A relying party (RP) is responsible for issuing and authenticating passkeys. Typically, a relying party is in charge of the server-side and client ceremonies.
How to choose the best Relying Party ID (rpID) for your application
Because the binding of the relying party is a crucial component of a passkey registration and authentication ceremony, choosing a rpID is an important decision before turning passkeys on for your users. By its nature, passkeys are tightly bound to their rpID, so changing it after a passkey rollout can become problematic.
The simplest approach is to choose the highest level parent domain as your rpID, for example, yourwebsite.com.

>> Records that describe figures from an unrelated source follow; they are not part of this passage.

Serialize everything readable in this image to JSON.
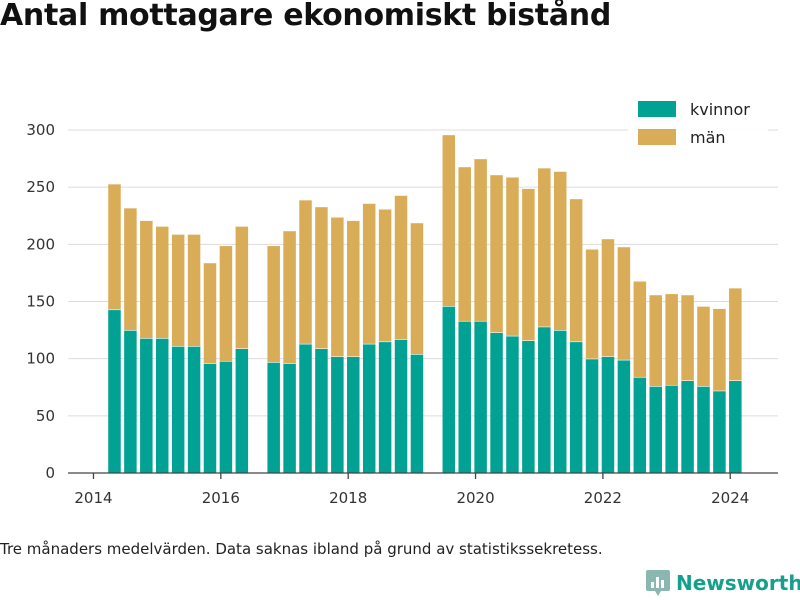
{
  "colors": {
    "kvinnor": "#01a193",
    "man": "#d9ac58",
    "grid": "#dcdcdc",
    "axis": "#444444",
    "brand": "#14a08c"
  },
  "brand": {
    "name": "Newsworthy",
    "icon": "bar-chart-badge-icon"
  },
  "footnote": "Tre månaders medelvärden. Data saknas ibland på grund av statistikssekretess.",
  "chart_data": {
    "type": "bar",
    "stacked": true,
    "title": "Antal mottagare ekonomiskt bistånd",
    "xlabel": "",
    "ylabel": "",
    "ylim": [
      0,
      320
    ],
    "yticks": [
      0,
      50,
      100,
      150,
      200,
      250,
      300
    ],
    "xlim": [
      2013.6,
      2024.75
    ],
    "xticks": [
      2014,
      2016,
      2018,
      2020,
      2022,
      2024
    ],
    "xtick_labels": [
      "2014",
      "2016",
      "2018",
      "2020",
      "2022",
      "2024"
    ],
    "grid": true,
    "legend": "top-right",
    "x": [
      2014.33,
      2014.58,
      2014.83,
      2015.08,
      2015.33,
      2015.58,
      2015.83,
      2016.08,
      2016.33,
      2016.83,
      2017.08,
      2017.33,
      2017.58,
      2017.83,
      2018.08,
      2018.33,
      2018.58,
      2018.83,
      2019.08,
      2019.58,
      2019.83,
      2020.08,
      2020.33,
      2020.58,
      2020.83,
      2021.08,
      2021.33,
      2021.58,
      2021.83,
      2022.08,
      2022.33,
      2022.58,
      2022.83,
      2023.08,
      2023.33,
      2023.58,
      2023.83,
      2024.08
    ],
    "series": [
      {
        "name": "kvinnor",
        "values": [
          143,
          125,
          118,
          118,
          111,
          111,
          96,
          98,
          109,
          97,
          96,
          113,
          109,
          102,
          102,
          113,
          115,
          117,
          104,
          146,
          133,
          133,
          123,
          120,
          116,
          128,
          125,
          115,
          100,
          102,
          99,
          84,
          76,
          77,
          81,
          76,
          72,
          81
        ]
      },
      {
        "name": "män",
        "values": [
          110,
          107,
          103,
          98,
          98,
          98,
          88,
          101,
          107,
          102,
          116,
          126,
          124,
          122,
          119,
          123,
          116,
          126,
          115,
          150,
          135,
          142,
          138,
          139,
          133,
          139,
          139,
          125,
          96,
          103,
          99,
          84,
          80,
          80,
          75,
          70,
          72,
          81
        ]
      }
    ]
  }
}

By choosing this as your rpID, you can use the passkey across both the parent domain and all subdomains, for example, app1.yourwebsite.com and app2.yourwebsite.com. Do note that this doesn’t apply the other way around; if you register a passkey with a rpID of app1.yourwebsite.com the passkey is strictly bound to that domain and can’t be used on any other domain, apart from its children subdomain.app1.yourwebsite.com.
The next question that typically follows this is, what happens if I have other domains like yourwebsite.com.au or yourwebsite.co.uk. This scenario constitutes a cross-origin registration. As of this blog post (July 2024), cross-origin passkey registration is still in the early roll-out phases amongst browsers and not widely supported as this specification is a relatively new addition to the WebAuthn API spec. This means that even with an iframe originating from yourwebsite.com, if the parent origin is yourwebsite.com.au then you’d be unable to register passkeys on most browsers. This doesn’t apply to cross-origin verification; if a passkey was registered on yourwebsite.com you’d be able to do a verification process on yourwebsite.co.uk provided you add the domain https://yourwebsite.co.uk to the list of expected origins. This may sound a bit complicated, but the reason for this is to ensure all the domain properties bind to the passkey while allowing a level of controlled flexibility, and we will keep this post up to date on the coverage of cross-origin registration.